Don’t miss appetizers like Peking-style pot stickers, which are made fresh daily, or pork hock with jellyfish, a Shanghainese cold dish. Deep-fried quail are only $2.95 apiece, and a good choice, and minced chicken in lettuce cups, a dish popularized by P.F. Chang’s, is better here, thanks to the addition of toasted pine nuts, which give it more dimension.

One very Cantonese soup that I personally love, but which may be an acquired taste for some, is mustard green and sliced pork with salted fish soup. The salted fish is pungent in a way that may put off a squeamish palate. It is also used, for the record, in chicken salted fish fried rice, which almost every authentic Chinese restaurant has in its repertoire.

Many of the clay-pot casseroles, sadly, are not available on the English menu, but there is a section devoted to the ones that are, and some of them are standouts, ideal for sharing and terrific values. Beef short rib and eggplant with black pepper sauce is a masterpiece, and chicken in sizzling hot clay pot caramelizes the skin to the sides of the pot.

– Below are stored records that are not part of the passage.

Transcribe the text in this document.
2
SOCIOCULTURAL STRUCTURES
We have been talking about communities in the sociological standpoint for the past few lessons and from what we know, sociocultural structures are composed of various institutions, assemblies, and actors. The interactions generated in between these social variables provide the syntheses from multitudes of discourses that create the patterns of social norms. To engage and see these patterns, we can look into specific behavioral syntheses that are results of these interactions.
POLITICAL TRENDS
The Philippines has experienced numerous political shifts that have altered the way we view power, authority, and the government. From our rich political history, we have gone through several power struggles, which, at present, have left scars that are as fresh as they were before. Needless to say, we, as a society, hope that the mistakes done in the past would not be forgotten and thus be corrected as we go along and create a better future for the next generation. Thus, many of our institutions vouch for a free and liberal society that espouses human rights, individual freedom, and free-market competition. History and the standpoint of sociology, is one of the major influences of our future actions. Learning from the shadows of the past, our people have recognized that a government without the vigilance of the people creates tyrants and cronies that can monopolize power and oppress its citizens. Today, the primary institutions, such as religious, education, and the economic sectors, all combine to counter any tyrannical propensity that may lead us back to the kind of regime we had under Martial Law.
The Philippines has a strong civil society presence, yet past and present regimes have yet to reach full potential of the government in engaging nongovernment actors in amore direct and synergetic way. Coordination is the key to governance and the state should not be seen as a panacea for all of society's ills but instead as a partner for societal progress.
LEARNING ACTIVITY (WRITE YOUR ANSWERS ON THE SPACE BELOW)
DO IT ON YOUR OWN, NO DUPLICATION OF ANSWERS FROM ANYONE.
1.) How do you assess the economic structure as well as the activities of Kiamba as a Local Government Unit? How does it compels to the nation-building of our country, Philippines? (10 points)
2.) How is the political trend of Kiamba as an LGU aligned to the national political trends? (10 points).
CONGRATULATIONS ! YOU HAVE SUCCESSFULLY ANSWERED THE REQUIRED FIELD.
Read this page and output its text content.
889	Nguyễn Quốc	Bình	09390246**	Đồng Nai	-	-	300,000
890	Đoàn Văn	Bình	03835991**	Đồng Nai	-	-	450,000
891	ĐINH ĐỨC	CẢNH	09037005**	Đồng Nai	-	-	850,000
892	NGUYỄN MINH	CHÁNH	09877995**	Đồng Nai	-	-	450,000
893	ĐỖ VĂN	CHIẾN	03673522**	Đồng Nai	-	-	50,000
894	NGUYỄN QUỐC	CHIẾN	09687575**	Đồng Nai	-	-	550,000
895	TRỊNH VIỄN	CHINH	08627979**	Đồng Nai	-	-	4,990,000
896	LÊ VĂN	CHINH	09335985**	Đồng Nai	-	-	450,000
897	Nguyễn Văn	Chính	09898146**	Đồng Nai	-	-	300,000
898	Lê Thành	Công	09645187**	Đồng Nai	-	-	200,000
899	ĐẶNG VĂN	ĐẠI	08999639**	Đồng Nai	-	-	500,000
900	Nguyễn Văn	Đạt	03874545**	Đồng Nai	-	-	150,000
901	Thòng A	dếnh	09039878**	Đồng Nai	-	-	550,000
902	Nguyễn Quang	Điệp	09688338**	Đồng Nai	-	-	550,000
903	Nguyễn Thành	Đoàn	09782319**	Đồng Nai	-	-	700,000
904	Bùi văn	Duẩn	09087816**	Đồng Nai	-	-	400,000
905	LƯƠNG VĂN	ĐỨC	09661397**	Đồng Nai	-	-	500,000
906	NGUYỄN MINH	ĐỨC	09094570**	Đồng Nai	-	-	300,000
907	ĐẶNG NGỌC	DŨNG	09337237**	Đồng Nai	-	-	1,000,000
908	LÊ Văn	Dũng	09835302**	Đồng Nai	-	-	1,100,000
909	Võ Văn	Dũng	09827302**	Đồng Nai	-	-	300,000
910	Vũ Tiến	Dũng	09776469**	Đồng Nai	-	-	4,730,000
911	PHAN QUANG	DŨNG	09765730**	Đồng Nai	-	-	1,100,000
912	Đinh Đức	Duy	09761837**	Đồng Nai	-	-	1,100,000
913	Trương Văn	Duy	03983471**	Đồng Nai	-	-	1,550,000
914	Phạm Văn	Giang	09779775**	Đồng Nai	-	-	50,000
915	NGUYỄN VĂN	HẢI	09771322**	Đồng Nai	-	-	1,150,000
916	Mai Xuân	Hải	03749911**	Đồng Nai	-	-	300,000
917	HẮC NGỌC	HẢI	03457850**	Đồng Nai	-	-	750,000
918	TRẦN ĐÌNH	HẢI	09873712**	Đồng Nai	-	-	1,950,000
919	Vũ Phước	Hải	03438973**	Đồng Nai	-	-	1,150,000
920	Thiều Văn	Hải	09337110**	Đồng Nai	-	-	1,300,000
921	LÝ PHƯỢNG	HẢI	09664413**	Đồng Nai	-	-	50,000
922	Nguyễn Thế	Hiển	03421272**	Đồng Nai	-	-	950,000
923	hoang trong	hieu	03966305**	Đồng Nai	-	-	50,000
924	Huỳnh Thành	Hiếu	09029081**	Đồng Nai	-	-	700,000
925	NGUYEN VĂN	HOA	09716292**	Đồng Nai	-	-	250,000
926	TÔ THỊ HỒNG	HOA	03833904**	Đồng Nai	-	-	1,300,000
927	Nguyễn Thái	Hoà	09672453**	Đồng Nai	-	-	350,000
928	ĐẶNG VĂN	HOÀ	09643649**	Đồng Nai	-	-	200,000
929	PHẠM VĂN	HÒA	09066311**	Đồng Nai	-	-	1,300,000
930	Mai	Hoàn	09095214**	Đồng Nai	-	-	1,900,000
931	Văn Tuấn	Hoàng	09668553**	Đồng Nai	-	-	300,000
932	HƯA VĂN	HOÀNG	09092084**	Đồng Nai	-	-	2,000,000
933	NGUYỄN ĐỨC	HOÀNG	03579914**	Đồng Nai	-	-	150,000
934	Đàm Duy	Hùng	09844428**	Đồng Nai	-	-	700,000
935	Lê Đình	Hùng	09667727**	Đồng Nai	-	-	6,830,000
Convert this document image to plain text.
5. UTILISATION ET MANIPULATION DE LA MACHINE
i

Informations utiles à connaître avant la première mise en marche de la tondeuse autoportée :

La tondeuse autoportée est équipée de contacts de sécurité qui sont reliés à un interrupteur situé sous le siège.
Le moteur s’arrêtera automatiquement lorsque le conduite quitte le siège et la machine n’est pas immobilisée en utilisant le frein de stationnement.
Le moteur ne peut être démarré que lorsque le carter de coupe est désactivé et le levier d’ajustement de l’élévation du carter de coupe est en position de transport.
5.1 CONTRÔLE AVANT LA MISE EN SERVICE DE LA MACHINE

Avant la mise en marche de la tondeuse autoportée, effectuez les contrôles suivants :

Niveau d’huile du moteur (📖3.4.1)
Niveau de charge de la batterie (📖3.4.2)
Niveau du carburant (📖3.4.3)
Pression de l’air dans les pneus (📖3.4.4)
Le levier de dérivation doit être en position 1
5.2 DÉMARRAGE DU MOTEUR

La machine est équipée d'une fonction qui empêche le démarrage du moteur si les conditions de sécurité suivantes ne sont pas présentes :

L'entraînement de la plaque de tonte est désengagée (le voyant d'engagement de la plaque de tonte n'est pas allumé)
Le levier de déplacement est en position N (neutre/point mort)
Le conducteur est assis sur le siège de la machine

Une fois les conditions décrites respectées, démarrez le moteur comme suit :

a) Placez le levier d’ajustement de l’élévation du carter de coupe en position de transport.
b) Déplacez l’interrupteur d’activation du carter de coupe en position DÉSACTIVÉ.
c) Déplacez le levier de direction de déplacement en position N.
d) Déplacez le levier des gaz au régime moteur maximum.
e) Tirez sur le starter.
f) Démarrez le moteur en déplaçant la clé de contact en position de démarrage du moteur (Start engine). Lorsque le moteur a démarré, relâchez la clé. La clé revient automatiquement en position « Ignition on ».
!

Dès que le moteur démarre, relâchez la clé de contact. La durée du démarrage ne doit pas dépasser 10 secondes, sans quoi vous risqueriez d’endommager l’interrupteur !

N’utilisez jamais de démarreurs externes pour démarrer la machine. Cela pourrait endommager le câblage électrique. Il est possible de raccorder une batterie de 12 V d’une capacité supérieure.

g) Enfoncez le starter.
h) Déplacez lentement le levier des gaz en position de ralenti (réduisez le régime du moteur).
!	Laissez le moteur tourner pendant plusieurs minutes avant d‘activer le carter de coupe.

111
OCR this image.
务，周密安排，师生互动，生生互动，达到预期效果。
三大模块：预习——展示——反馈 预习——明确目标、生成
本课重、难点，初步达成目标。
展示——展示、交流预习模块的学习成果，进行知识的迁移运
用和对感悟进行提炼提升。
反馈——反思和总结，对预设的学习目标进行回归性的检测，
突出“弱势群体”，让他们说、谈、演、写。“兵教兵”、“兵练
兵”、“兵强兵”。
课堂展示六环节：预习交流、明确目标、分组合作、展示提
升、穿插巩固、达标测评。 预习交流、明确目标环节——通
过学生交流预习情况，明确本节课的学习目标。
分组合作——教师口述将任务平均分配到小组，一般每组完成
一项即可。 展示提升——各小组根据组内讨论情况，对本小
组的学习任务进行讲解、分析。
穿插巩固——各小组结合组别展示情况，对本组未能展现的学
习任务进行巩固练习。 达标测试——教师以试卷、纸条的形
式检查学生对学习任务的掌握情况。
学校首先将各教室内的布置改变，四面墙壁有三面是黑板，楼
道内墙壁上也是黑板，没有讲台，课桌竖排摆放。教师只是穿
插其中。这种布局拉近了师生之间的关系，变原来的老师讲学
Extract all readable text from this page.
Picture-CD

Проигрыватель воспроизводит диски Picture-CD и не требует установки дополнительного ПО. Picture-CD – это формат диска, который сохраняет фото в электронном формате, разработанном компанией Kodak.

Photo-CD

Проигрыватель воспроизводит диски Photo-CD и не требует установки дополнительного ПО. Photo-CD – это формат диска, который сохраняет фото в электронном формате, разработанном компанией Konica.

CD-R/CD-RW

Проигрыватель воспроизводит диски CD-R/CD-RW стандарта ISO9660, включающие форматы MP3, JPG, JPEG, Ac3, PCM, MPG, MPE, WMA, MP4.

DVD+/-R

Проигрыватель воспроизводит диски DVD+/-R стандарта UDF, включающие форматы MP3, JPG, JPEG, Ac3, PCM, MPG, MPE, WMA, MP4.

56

Meats are especially good when served Hong Kong-style, on sizzling iron plates. From a moderate list of choices, I’d go with either filet mignon or the pork chops. Either way I reckon the price is around one-quarter what it would be in a tony Strip establishment.

If you’ve come for the usual-suspect dishes that round out a round-eyes Chinese eatery, not to worry, they are all present: kung pao chicken, Mongolian beef, Peking duck ... well, you know the drill. Like I said, Kan is a savvy businessman. He’s smart enough to know that you butter your bread on both sides in this town.

But me, I’ll be the guy chowing down on the East River salted chicken, stir-fried scallops in XO sauce and white turnip with fish cake. Hey, if I wanted to eat kung pao chicken, I wouldn’t have to schlep all the way over here to Chinatown, now would I?